Sigismund Bathory, Fürst eines protestantischen Landes unter osmanischem Protektorat, hatte 1595 das Vasallenverhältnis gekündigt, sich mit den katholischen Habsburgern verbündet und die steirische Erzherzogin Maria Christina geheiratet. Nach Vertragsabschluß mit dem Kaiser kämpfte Bathory gemeinsam mit verbündeten Woiwoden der Moldau und Walachai gegen türkische Vorstöße. Dabei wurden Gefangene gemacht, von denen zwei auf einem anonymen Reportagekupferstich von 1595 dargestellt wurden. Ebenso wurde das Bildnis Bathorys mehrfach gemalt und in Kupferstichen verbreitet.
Die Fugger hatten durchaus aus wirtschaftlichen Interessen im Osten Europas Anlaß genug dem Kaiser die Tartaren-Karikaturen zu überreichen, dessen Interesse an Kuriosem, Exotischem und Bizzaren hinreichend bekannt war und ist (z.B. an Arcimboldos Gemälden, in dessen Stil Custos 1594 einen Kupferstich anfertigte).

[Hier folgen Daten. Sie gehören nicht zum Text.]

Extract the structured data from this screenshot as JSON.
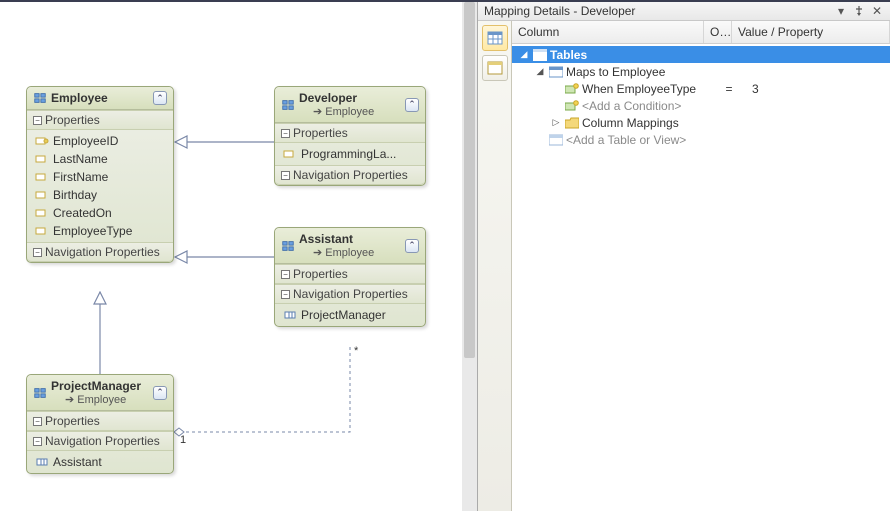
{
  "panel": {
    "title": "Mapping Details - Developer",
    "columns": {
      "a": "Column",
      "b": "O..",
      "c": "Value / Property"
    },
    "tree": {
      "tables_label": "Tables",
      "maps_to": "Maps to Employee",
      "condition": {
        "label": "When EmployeeType",
        "operator": "=",
        "value": "3"
      },
      "add_condition": "<Add a Condition>",
      "column_mappings": "Column Mappings",
      "add_table": "<Add a Table or View>"
    }
  },
  "labels": {
    "properties": "Properties",
    "nav_properties": "Navigation Properties",
    "arrow": "➔"
  },
  "entities": {
    "employee": {
      "name": "Employee",
      "props": [
        "EmployeeID",
        "LastName",
        "FirstName",
        "Birthday",
        "CreatedOn",
        "EmployeeType"
      ]
    },
    "developer": {
      "name": "Developer",
      "base": "Employee",
      "props": [
        "ProgrammingLa..."
      ]
    },
    "assistant_ent": {
      "name": "Assistant",
      "base": "Employee",
      "nav": [
        "ProjectManager"
      ]
    },
    "projectmanager": {
      "name": "ProjectManager",
      "base": "Employee",
      "nav": [
        "Assistant"
      ]
    }
  },
  "assoc": {
    "pm_mult": "1",
    "asst_mult": "*"
  }
}
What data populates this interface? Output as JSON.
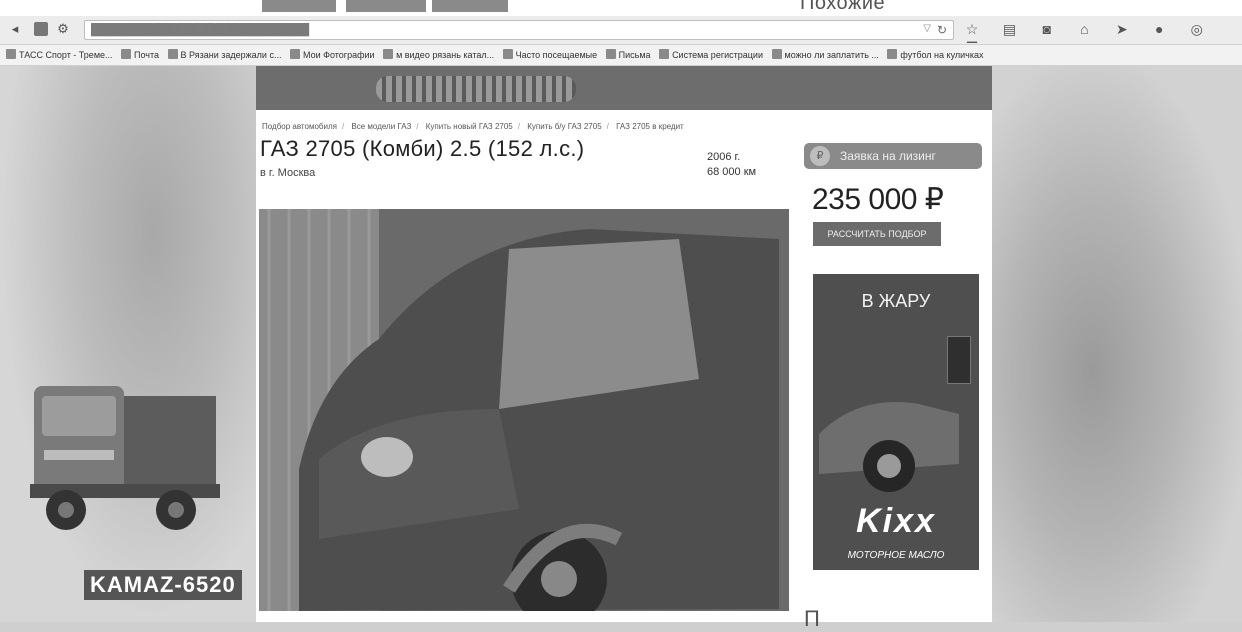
{
  "top": {
    "similar_label": "Похожие"
  },
  "browser": {
    "url_hint": "",
    "bookmarks": [
      "ТАСС Спорт - Треме...",
      "Почта",
      "В Рязани задержали с...",
      "Мои Фотографии",
      "м видео рязань катал...",
      "Часто посещаемые",
      "Письма",
      "Система регистрации",
      "можно ли заплатить ...",
      "футбол на куличках"
    ]
  },
  "left_banner": {
    "label": "KAMAZ-6520"
  },
  "listing": {
    "breadcrumb": [
      "Подбор автомобиля",
      "Все модели ГАЗ",
      "Купить новый ГАЗ 2705",
      "Купить б/у ГАЗ 2705",
      "ГАЗ 2705 в кредит"
    ],
    "title": "ГАЗ 2705 (Комби) 2.5 (152 л.с.)",
    "city": "в г. Москва",
    "year": "2006 г.",
    "mileage": "68 000 км"
  },
  "sidebar": {
    "leasing_label": "Заявка на лизинг",
    "price": "235 000 ₽",
    "calc_label": "Рассчитать подбор",
    "ad": {
      "headline": "В ЖАРУ",
      "brand": "Kixx",
      "tagline": "МОТОРНОЕ МАСЛО"
    },
    "similar_label": "П"
  }
}
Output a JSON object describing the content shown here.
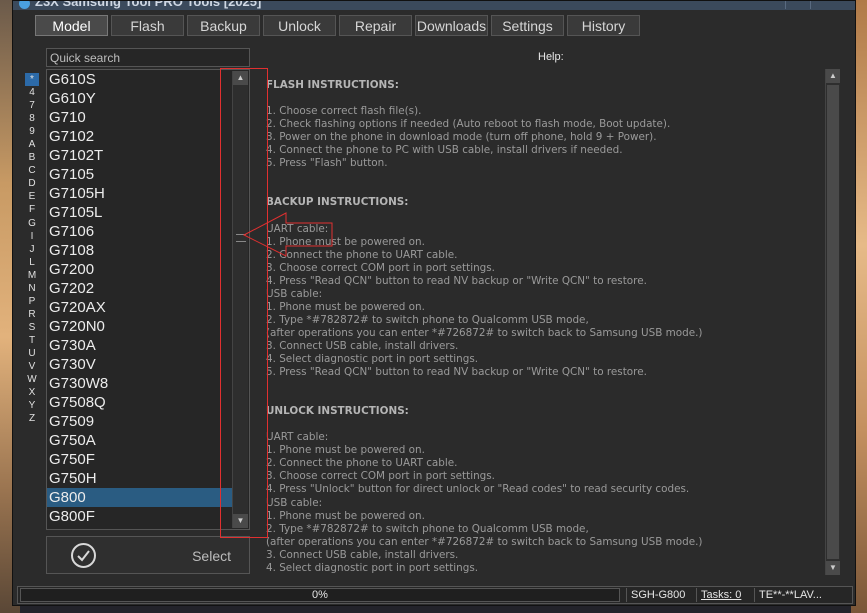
{
  "titlebar": {
    "title": "Z3X Samsung Tool PRO Tools [2025]"
  },
  "tabs": [
    "Model",
    "Flash",
    "Backup",
    "Unlock",
    "Repair",
    "Downloads",
    "Settings",
    "History"
  ],
  "active_tab": "Model",
  "sidebar": {
    "search_placeholder": "Quick search",
    "alpha_index": [
      "*",
      "4",
      "7",
      "8",
      "9",
      "A",
      "B",
      "C",
      "D",
      "E",
      "F",
      "G",
      "I",
      "J",
      "L",
      "M",
      "N",
      "P",
      "R",
      "S",
      "T",
      "U",
      "V",
      "W",
      "X",
      "Y",
      "Z"
    ],
    "models": [
      "G610S",
      "G610Y",
      "G710",
      "G7102",
      "G7102T",
      "G7105",
      "G7105H",
      "G7105L",
      "G7106",
      "G7108",
      "G7200",
      "G7202",
      "G720AX",
      "G720N0",
      "G730A",
      "G730V",
      "G730W8",
      "G7508Q",
      "G7509",
      "G750A",
      "G750F",
      "G750H",
      "G800",
      "G800F"
    ],
    "selected_model": "G800",
    "select_label": "Select"
  },
  "help": {
    "label": "Help:",
    "lines": [
      {
        "t": "FLASH INSTRUCTIONS:",
        "h": true
      },
      {
        "t": ""
      },
      {
        "t": "1. Choose correct flash file(s)."
      },
      {
        "t": "2. Check flashing options if needed (Auto reboot to flash mode, Boot update)."
      },
      {
        "t": "3. Power on the phone in download mode (turn off phone, hold 9 + Power)."
      },
      {
        "t": "4. Connect the phone to PC with USB cable, install drivers if needed."
      },
      {
        "t": "5. Press \"Flash\" button."
      },
      {
        "t": ""
      },
      {
        "t": ""
      },
      {
        "t": "BACKUP INSTRUCTIONS:",
        "h": true
      },
      {
        "t": ""
      },
      {
        "t": "  UART cable:"
      },
      {
        "t": "1. Phone must be powered on."
      },
      {
        "t": "2. Connect the phone to UART cable."
      },
      {
        "t": "3. Choose correct COM port in port settings."
      },
      {
        "t": "4. Press \"Read QCN\" button to read NV backup or \"Write QCN\" to restore."
      },
      {
        "t": "  USB cable:"
      },
      {
        "t": "1. Phone must be powered on."
      },
      {
        "t": "2. Type *#782872# to switch phone to Qualcomm USB mode,"
      },
      {
        "t": "   (after operations you can enter *#726872# to switch back to Samsung USB mode.)"
      },
      {
        "t": "3. Connect USB cable, install drivers."
      },
      {
        "t": "4. Select diagnostic port in port settings."
      },
      {
        "t": "5. Press \"Read QCN\" button to read NV backup or \"Write QCN\" to restore."
      },
      {
        "t": ""
      },
      {
        "t": ""
      },
      {
        "t": "UNLOCK INSTRUCTIONS:",
        "h": true
      },
      {
        "t": ""
      },
      {
        "t": "  UART cable:"
      },
      {
        "t": "1. Phone must be powered on."
      },
      {
        "t": "2. Connect the phone to UART cable."
      },
      {
        "t": "3. Choose correct COM port in port settings."
      },
      {
        "t": "4. Press \"Unlock\" button for direct unlock or \"Read codes\" to read security codes."
      },
      {
        "t": "  USB cable:"
      },
      {
        "t": "1. Phone must be powered on."
      },
      {
        "t": "2. Type *#782872# to switch phone to Qualcomm USB mode,"
      },
      {
        "t": "   (after operations you can enter *#726872# to switch back to Samsung USB mode.)"
      },
      {
        "t": "3. Connect USB cable, install drivers."
      },
      {
        "t": "4. Select diagnostic port in port settings."
      }
    ]
  },
  "status": {
    "progress_text": "0%",
    "progress_value": 0,
    "model": "SGH-G800",
    "tasks": "Tasks: 0",
    "user": "TE**-**LAV..."
  },
  "colors": {
    "accent": "#2a5c82",
    "annotation": "#e03030"
  }
}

Die Entwürfe zu diesen Stichen stammen wahrscheinlich von Custos Stiefsohn Lukas Kilian, sind also mit Sicherheit keine Karikaturen nach Modellen, sondern Konstruktionen, dem Stil nach durchaus Leonardos Grotteskköpfen vergleichbar. Im Unterschied dazu stehen indessen hier nicht die Grenzen menschlicher Physiognomien im Vordergrund, sondern Schaulust am exotisch Fremden, wie auch die im 1. Zustand nur teilweise beigegebenen Titel belegen. Verballhornung: lautmalende Namen sind den Figuren beigegeben, die als ein Sprachengemisch das Unbekannt-Fremdländische noch betonen.

Mit Custos Karikaturen stoßen wir an ein mit der Physiognomik nur partiell überschnittenes Gebiet. Zwar gab und gibt es immer wieder deutliche Brührungspunkte zwischen beiden Bereichen, aber sie sind keineswegs immer gleichzusetzen. Verfolgte Leonardo (› Hollar 1645) mit seinen Studien die Grenze zwischen dem noch menschlich Charakteristischen und dem anatomisch kaum noch Wahrscheinlichen, so stellen die Blätter von Custos eine Parodie auf die überlieferten Charaktere antiker Götterpaare vor (in der Art von Martino Rota). Sie werden zu unförmigen, aber keineswegs unwahrscheinlichen Zeitgenossen. So hatte etwa Callot in seinen gobbi durchaus beobachtbaren Mißwuchs aus der ambulanten Theaterszene dokumentiert. Allerdings ist der Unterhaltungswert derartiger Gestalten in der Tradition der Hofzwerge dort nicht zu übersehen. Die Namen der Figuren weisen allerdings noch in eine weitere Richtung, die sich ebenso in der zeitgenössischen Literatur beobachten läßt: Die Parodie auf nationale Eigentümlichkeiten in den Vorurteilen Anderer.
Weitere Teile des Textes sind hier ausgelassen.